Sous les acclamations du public, l'acteur pour la première fois "césarisé" à l'aube de ses 80 ans a
accueilli la récompense d'un "Ah petit coquin, tu en as mis du temps, mais mieux vaut tard que
jamais".
Dans un tout autre registre, très politique, le cinéaste Xavier Beauvois également nommé pour le
César du meilleur réalisateur, finalement décroché par Roman Polanski, a profité de l'occasion
pour lancer un appel à la "fraternité" envers les "Français musulmans".
Recevant le prix décerné à "Des Hommes et des Dieux", le réalisateur a expliqué que cette
oeuvre visait à délivrer "la parole d'intelligence" des moines martyrs, "une parole qui dit qu'il ne
faut pas avoir peur des autres", qu'"il faut juste se parler".
"C'est un message d'égalité, de liberté, de fraternité" a-t-il déclaré reprenant la devise de la
république avant de dénoncer des "choses immondes" qu'il a pu entendre en France ces derniers
temps, "des choses sournoises comme Zemmour ou des choses intolérables comme Hortefeux".
"Le cinéma français est comme la France, il est riche, il est divers, je n'ai pas envie que
pendant la campagne électorale qui arrive, on dise du mal des Français musulmans. J'ai
envie qu'on soit avec eux, c'est la leçon de ce film" a poursuivi Xavier Beauvois.
Nommé pour la septième fois de sa carrière, pour sa performance dans ce même film, Lambert
Wilson est une fois de plus passé à côté du César du meilleur acteur, remporté par Eric
Elmosnino pour son rôle dans "Gainsbourg, vie héroïque".
Autre grand vainqueur de la soirée, ce long métrage signé de l'auteur de BD Joann Sfar a aussi
été couronné du César du meilleur premier film et du meilleur son.
Parmi les autres films attendus, le "Nom des gens" a quant à lui remporté deux trophées, celui de
la meilleure actrice pour Sara Forestier et du meilleur scénario original pour le couple Baya
Kasmi et Michel Leclerc, qui, récupérant le César, a remercié le travail des acteurs, dont Lionel
Jospin, tout sourire dans le public du théâtre du Châtelet.

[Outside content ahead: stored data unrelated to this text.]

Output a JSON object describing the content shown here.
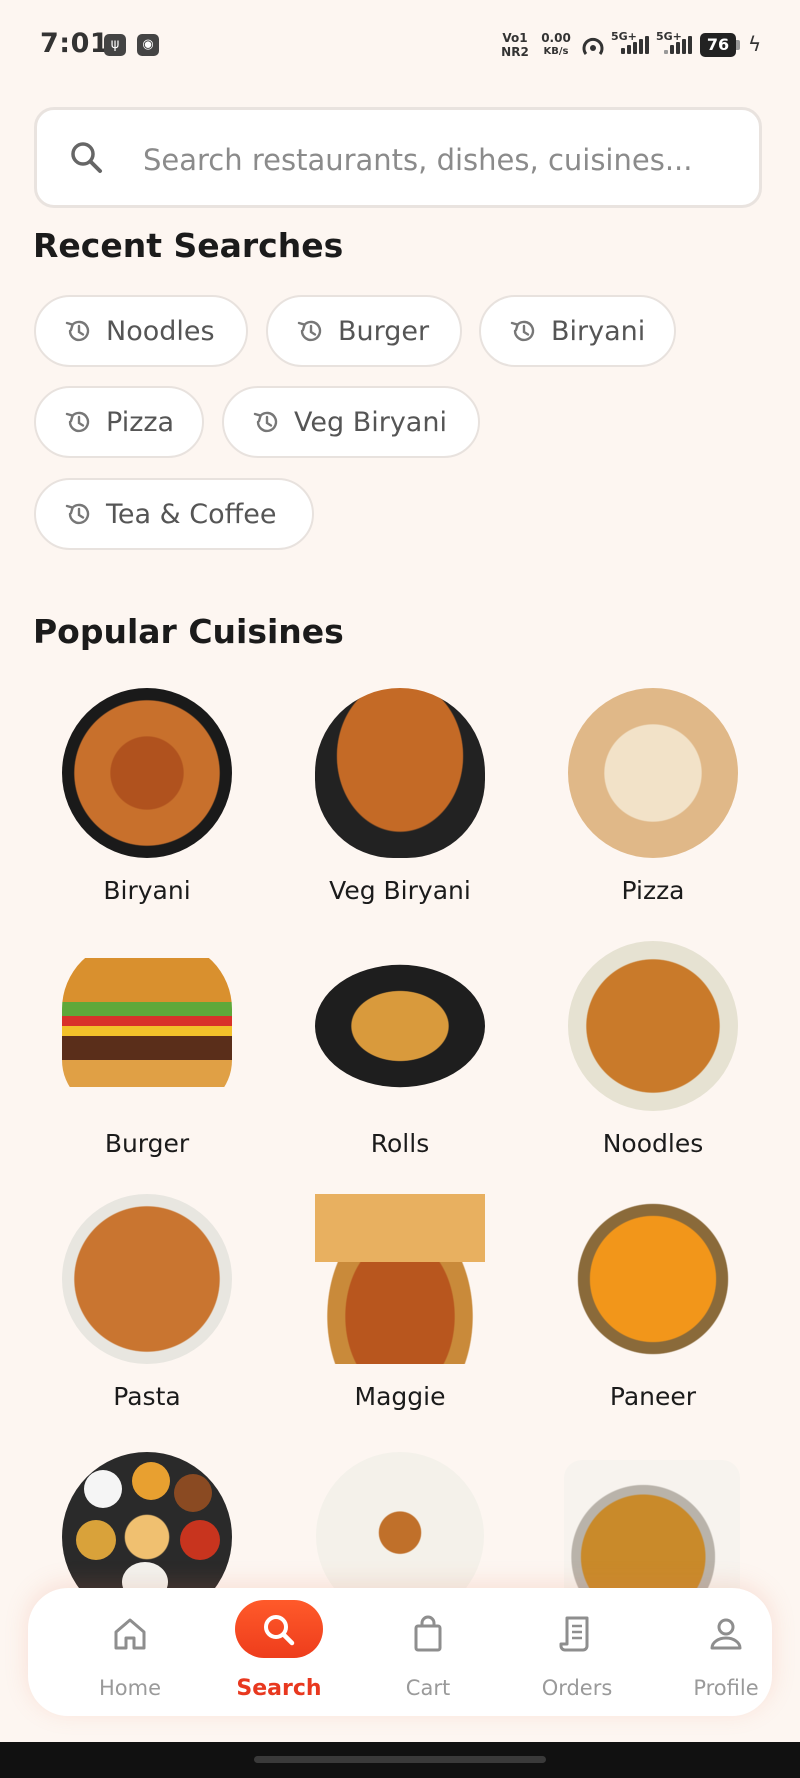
{
  "status_bar": {
    "time": "7:01",
    "left_icons": [
      "usb-icon",
      "hotspot-icon"
    ],
    "vo_line1": "Vo1",
    "vo_line2": "NR2",
    "speed_value": "0.00",
    "speed_unit": "KB/s",
    "sim1_label": "5G+",
    "sim2_label": "5G+",
    "battery": "76"
  },
  "search": {
    "placeholder": "Search restaurants, dishes, cuisines..."
  },
  "recent": {
    "title": "Recent Searches",
    "items": [
      "Noodles",
      "Burger",
      "Biryani",
      "Pizza",
      "Veg Biryani",
      "Tea & Coffee"
    ]
  },
  "popular": {
    "title": "Popular Cuisines",
    "items": [
      "Biryani",
      "Veg Biryani",
      "Pizza",
      "Burger",
      "Rolls",
      "Noodles",
      "Pasta",
      "Maggie",
      "Paneer"
    ]
  },
  "nav": {
    "items": [
      "Home",
      "Search",
      "Cart",
      "Orders",
      "Profile"
    ],
    "active": "Search"
  },
  "colors": {
    "accent": "#ee3d1c",
    "background": "#fdf6f1"
  }
}
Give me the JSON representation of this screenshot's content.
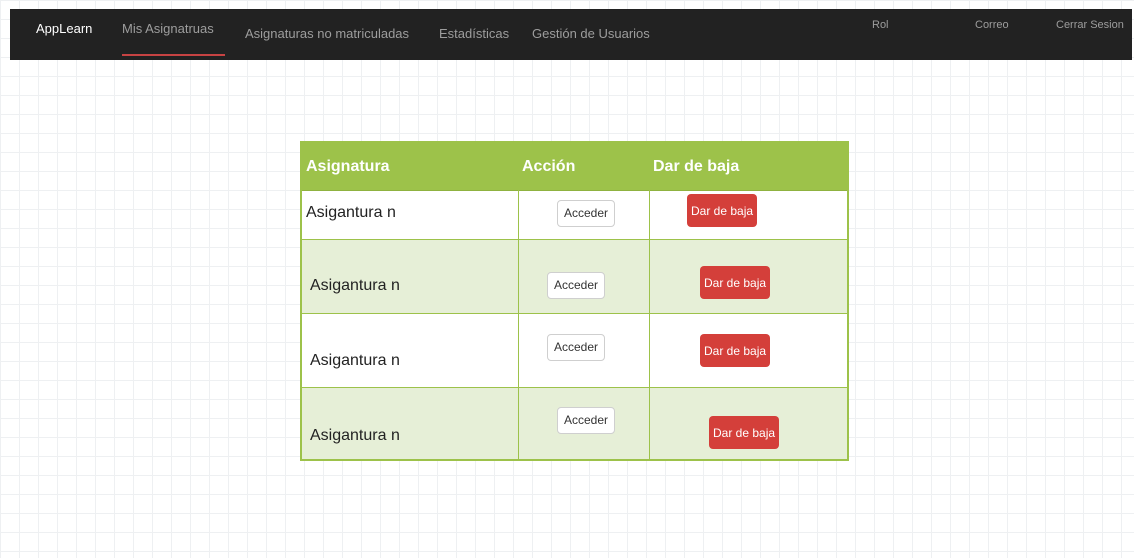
{
  "navbar": {
    "brand": "AppLearn",
    "links": [
      "Mis Asignatruas",
      "Asignaturas no matriculadas",
      "Estadísticas",
      "Gestión de Usuarios"
    ],
    "right": [
      "Rol",
      "Correo",
      "Cerrar Sesion"
    ],
    "active_index": 0
  },
  "table": {
    "headers": [
      "Asignatura",
      "Acción",
      "Dar de baja"
    ],
    "rows": [
      {
        "subject": "Asigantura n",
        "access_label": "Acceder",
        "drop_label": "Dar de baja"
      },
      {
        "subject": "Asigantura n",
        "access_label": "Acceder",
        "drop_label": "Dar de baja"
      },
      {
        "subject": "Asigantura n",
        "access_label": "Acceder",
        "drop_label": "Dar de baja"
      },
      {
        "subject": "Asigantura n",
        "access_label": "Acceder",
        "drop_label": "Dar de baja"
      }
    ]
  },
  "colors": {
    "navbar": "#222222",
    "header_green": "#9dc24a",
    "row_alt": "#e6efd7",
    "danger": "#d43f3a",
    "active_underline": "#c74343"
  }
}
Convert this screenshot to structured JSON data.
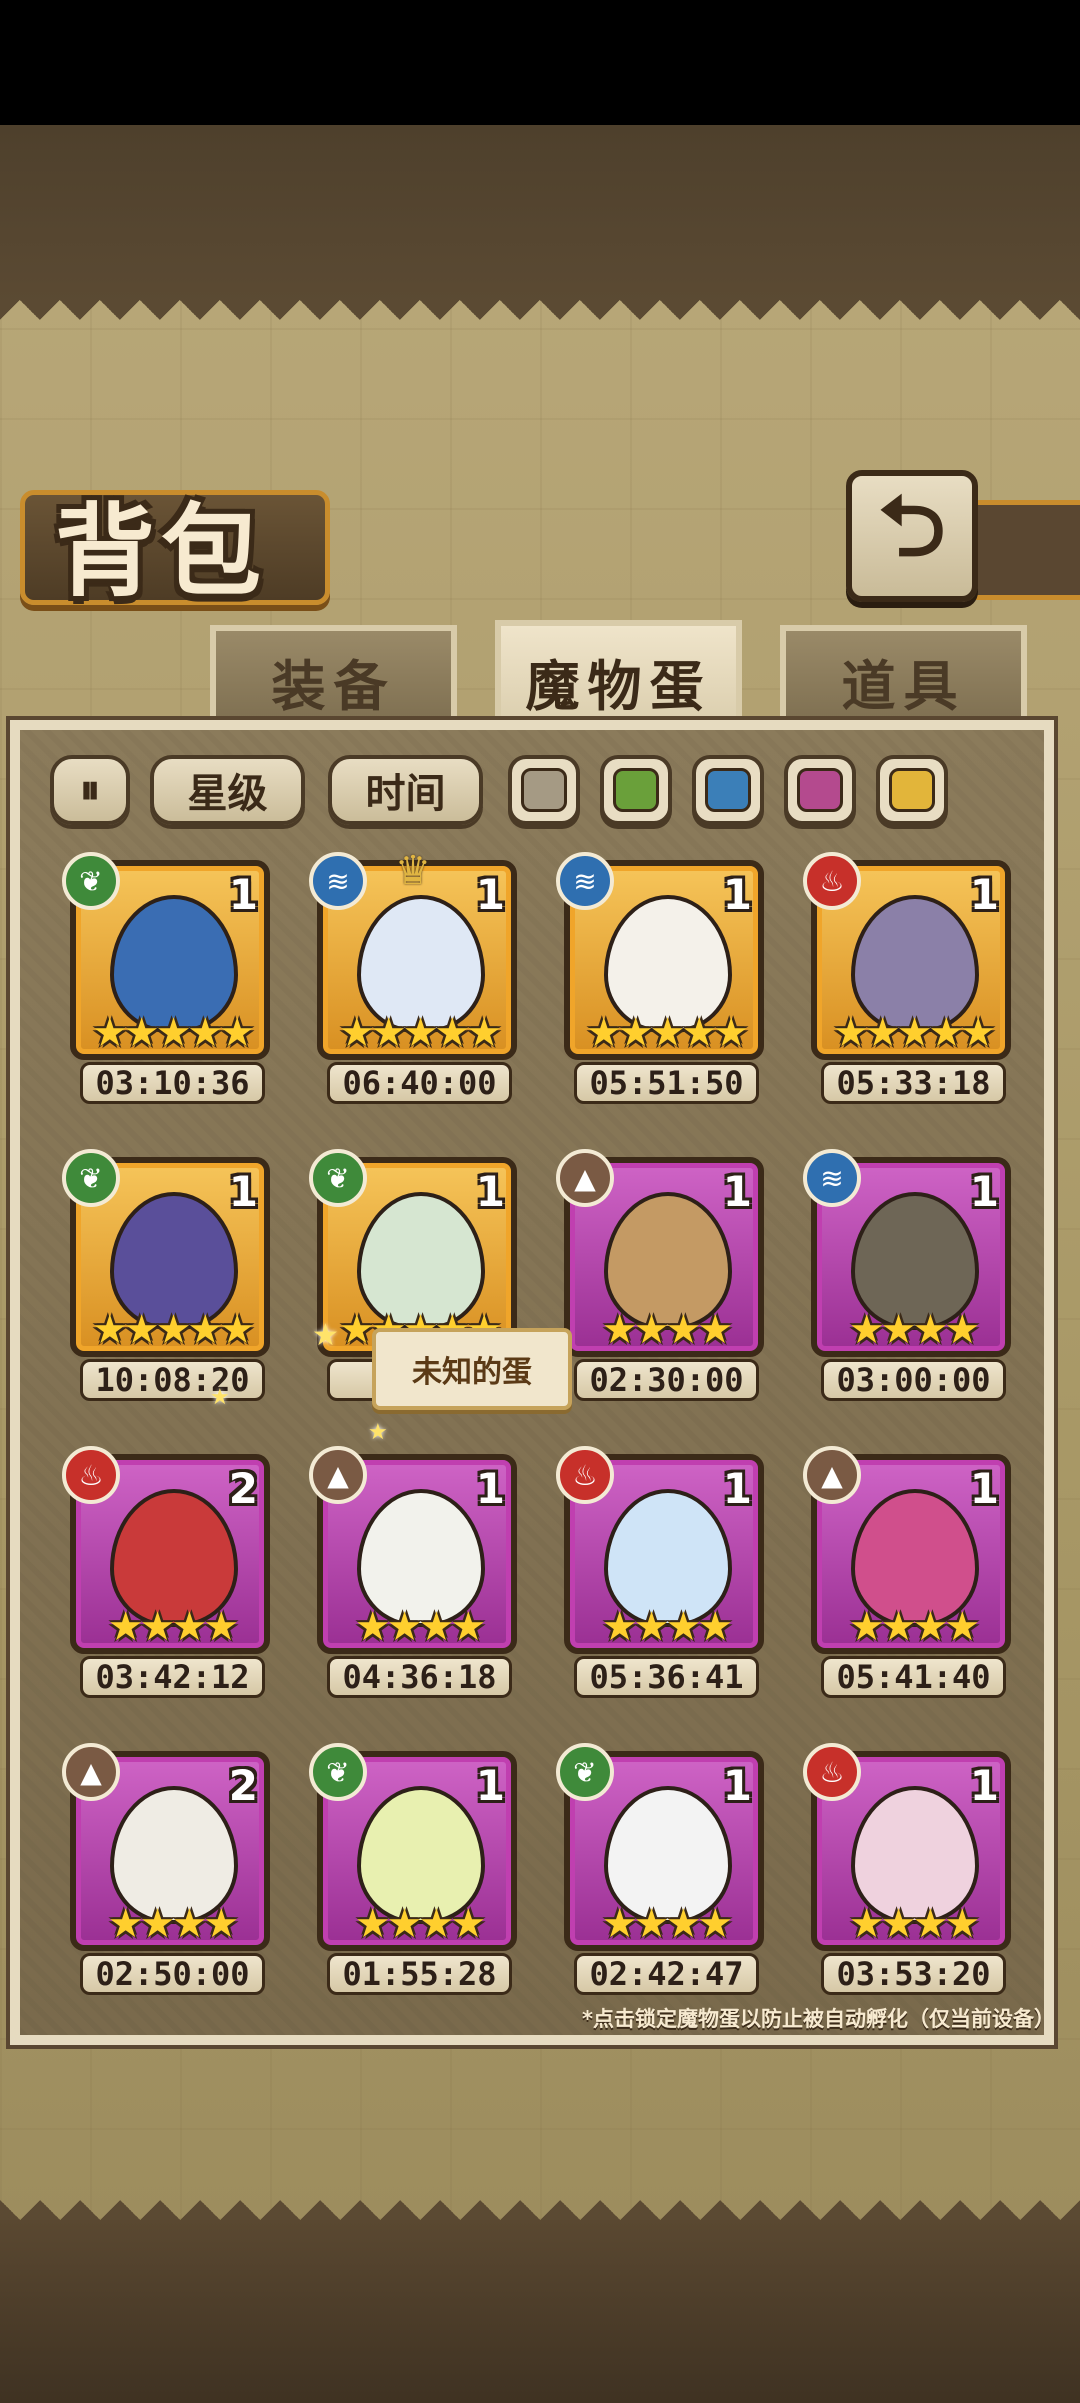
{
  "header": {
    "title": "背包",
    "back_icon": "return-arrow-icon"
  },
  "tabs": [
    {
      "label": "装备",
      "active": false
    },
    {
      "label": "魔物蛋",
      "active": true
    },
    {
      "label": "道具",
      "active": false
    }
  ],
  "filters": {
    "sort_toggle_icon": "sort-toggle-icon",
    "star_label": "星级",
    "time_label": "时间",
    "swatches": [
      "#a59a84",
      "#6aa03a",
      "#3b7fb8",
      "#b44a8e",
      "#e2b53a"
    ]
  },
  "eggs": [
    {
      "count": "1",
      "time": "03:10:36",
      "stars": "★★★★★",
      "element": "leaf",
      "rim": "#f0a52a",
      "egg": "#3a6db3"
    },
    {
      "count": "1",
      "time": "06:40:00",
      "stars": "★★★★★",
      "element": "water",
      "rim": "#f0a52a",
      "egg": "#dfe8f5"
    },
    {
      "count": "1",
      "time": "05:51:50",
      "stars": "★★★★★",
      "element": "water",
      "rim": "#f0a52a",
      "egg": "#f4f1ea"
    },
    {
      "count": "1",
      "time": "05:33:18",
      "stars": "★★★★★",
      "element": "fire",
      "rim": "#f0a52a",
      "egg": "#8b80a8"
    },
    {
      "count": "1",
      "time": "10:08:20",
      "stars": "★★★★★",
      "element": "leaf",
      "rim": "#f0a52a",
      "egg": "#5a4f9a"
    },
    {
      "count": "1",
      "time": "0",
      "stars": "★★★★★",
      "element": "leaf",
      "rim": "#f0a52a",
      "egg": "#d6e6d1"
    },
    {
      "count": "1",
      "time": "02:30:00",
      "stars": "★★★★",
      "element": "earth",
      "rim": "#c03fb0",
      "egg": "#c49a64"
    },
    {
      "count": "1",
      "time": "03:00:00",
      "stars": "★★★★",
      "element": "water",
      "rim": "#c03fb0",
      "egg": "#6e6656"
    },
    {
      "count": "2",
      "time": "03:42:12",
      "stars": "★★★★",
      "element": "fire",
      "rim": "#c03fb0",
      "egg": "#c93a3a"
    },
    {
      "count": "1",
      "time": "04:36:18",
      "stars": "★★★★",
      "element": "earth",
      "rim": "#c03fb0",
      "egg": "#f2f2ec"
    },
    {
      "count": "1",
      "time": "05:36:41",
      "stars": "★★★★",
      "element": "fire",
      "rim": "#c03fb0",
      "egg": "#cfe4f7"
    },
    {
      "count": "1",
      "time": "05:41:40",
      "stars": "★★★★",
      "element": "earth",
      "rim": "#c03fb0",
      "egg": "#d04f8c"
    },
    {
      "count": "2",
      "time": "02:50:00",
      "stars": "★★★★",
      "element": "earth",
      "rim": "#c03fb0",
      "egg": "#efece4"
    },
    {
      "count": "1",
      "time": "01:55:28",
      "stars": "★★★★",
      "element": "leaf",
      "rim": "#c03fb0",
      "egg": "#e8f0b0"
    },
    {
      "count": "1",
      "time": "02:42:47",
      "stars": "★★★★",
      "element": "leaf",
      "rim": "#c03fb0",
      "egg": "#f3f3f3"
    },
    {
      "count": "1",
      "time": "03:53:20",
      "stars": "★★★★",
      "element": "fire",
      "rim": "#c03fb0",
      "egg": "#efd2de"
    }
  ],
  "tooltip": "未知的蛋",
  "footer_note": "*点击锁定魔物蛋以防止被自动孵化（仅当前设备）"
}
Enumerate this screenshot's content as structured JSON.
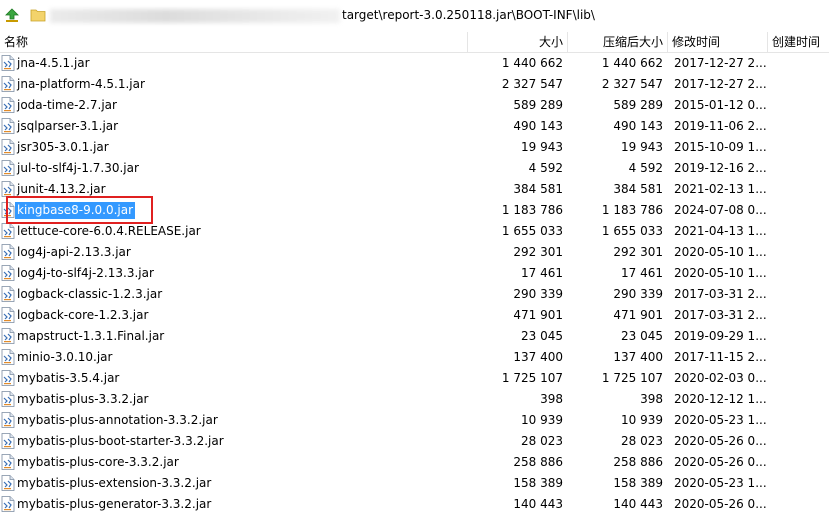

A noter encore, le premier César du meilleur film d'animation, revenu à "L'Illusionniste", de
Sylvain Chomet qui l'a notamment emporté sur une production de Luc Besson et le triomphe de
Polanski, qui loin de ses déboires judiciaires est donc reparti auréolé de quatre César, celui du
meilleur réalisateur pour "The Ghost Writer", monté alors qu'il était en résidence surveillée en
Suisse, de la meilleure adaptation, de la musique et du montage.
Plus consensuel, le cinéaste américain Quentin Tarentino, César d'honneur, a promis "de ne pas
avoir la grosse tête à cause de ce César qui restera profondément ancré dans [s]on coeur" et a
quitté la scène en s'écriant "Vive le cinéma", comme il l'avait déjà fait au Festival de Cannes.